Anyone out their got a good 'burley' recipe and thoughts on delivering it to the fish? 

John


----------



## troppo (Feb 1, 2006)

(1) Recipe: Do not take any seasick tablets and eat lots of sardines and bread before going fishing.

(2) Delivery: Keep eyes on horizon until ready to deliver. Then wear glasses and read fishing legal length booklet. After that, it is simply out and away as far as possible.

------------------------------------------------------

I am keen on trying some (sensible) burleying and been wondering if those bought mixes are useful. I have also wondered about water movement washing away the burley as the creeks usually have rip roaring currents. Maybe a good spot may be around the rocky cliffs on the islands I have been exploring.


----------



## Ferret (Oct 31, 2006)

troppo said:


> (1) Recipe: Do not take any seasick tablets and eat lots of sardines and bread before going fishing.
> 
> (2) Delivery: Keep eyes on horizon until ready to deliver. Then wear glasses and read fishing legal length booklet. After that, it is simply out and away as far as possible.
> 
> ...


Hi Troppo

Sorry, your recipe won't work in the Brunswick River  Not enough up and down, and side to side going on.

John


----------



## Heno (Jul 3, 2006)

G'day ferret. I use a 20m length of 4mm rope on a handline spool with a styrofoam ball float tied on about 1m above a 50cm long piece of 40mm pvc pipe with a screw cap on each end. Just give it jiggle from time to time to release the contents. The burley itself is whatever is found in the freezer with some tuna oil added.


----------



## Scott (Aug 29, 2005)

Mate I mince fish scraps and offal and freeze it in a suitable sized container. The frozen block is then dropped into a keeper net or orange bag ect dependent on sea conditions and current and allowed to diffuse in the current as it defrosts. I attach my mince bag to a rod set so the drag will slip rather than me get tipped out of the yak if a shark decides to grab it.

Catch ya Scott


----------



## troppo (Feb 1, 2006)

Scott said:


> I attach my mince bag to a rod set so the drag will slip rather than me get tipped out of the yak if a shark decides to grab it.


Ya spoilsport. :shock: 8)


----------



## Jake (Sep 23, 2005)

Ive never intentionally burleyed in my life.... 8)


----------



## bazzoo (Oct 17, 2006)

Troppo, you idiot, i nearly wet my pants reading your post , you are a very funny man :lol: :lol: :lol:


----------



## Guest (Dec 3, 2006)

I use the minced fish scraps and prawn shells chook pellets half pillies etc but I also use the Berkely packaged burley. I ususally throw tiny handfuls over every few minutes, I like the Berkley because of its ease of use limited stink and the fact it seems to work particularly on bream, gar and squire.


----------



## Dodge (Oct 12, 2005)

Puncture a tin of cheap fish cat food in many places with a screw driver, and tie with a long length of line to your yak, then jiggle every so often, if the man in the grey flannel suit arrives he'll take the lot and snap the line

Can also tie the can to a river bank and fish towards that area


----------



## JB (Jul 5, 2006)

here in NZ berley is used alot with the technique slightly adpted for the yak (mainly due to Mr Bitey)

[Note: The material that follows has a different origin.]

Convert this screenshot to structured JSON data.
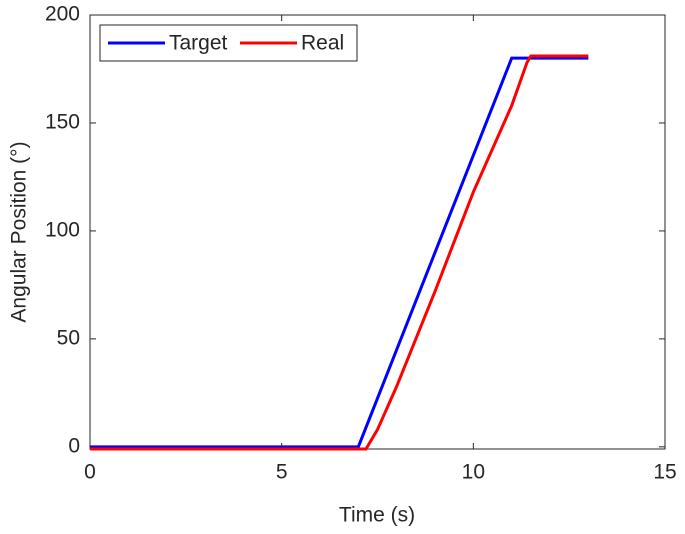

Lately I've been using salmon feeding pellets - they feed the salmon these in the fish farms. They are extremely oily when they are in the water (in the weekend I could see a slick on the surface beyond where I could see.

Some tips:
- don't attach your berley bag to your anchor rope. We have had incidents in NZ (lucky not on a yak) where sharks take the berley bag and also get the anchor line caught in there mouths - I'll leave the rest to your imagination
- don't tie it on to your yak with anything of any strenght, some 30lb mono should do
- if possible use and independent system.
- if possible don't use a fish blood mixture
- not ever is any location where sharks are known
- if you are berleying make sure your bait goings into the berley trail as if its not you are encouraging the fish away from your bait. :roll: 
- larger fish generally sit back in the berley trail and let the smaller (read dumber) fish in first. Often the bigger snapper are take from the "out the back" baits

The independent system I use is 
- 1 x plastic 2 litre milk bottle filled with sand
- then rope attached with dropped 2 - 3 metres from bottle. attach berley bag here with 80lb mono
- then drop to bottom and tighten up in location, then attached the second 2 litre (empty) as a float on the surface.
- then anchor slightly upcurrent and to one side. Cast into berley stream and let bait float down berley current before nailing the big one

I often add to the trail with a hand full of pre soaked berley pellets mushed up into golf ball size then hurled out into the trail (they breakup on hitting the water).

interested to see what others use for berleying techniques

regards


----------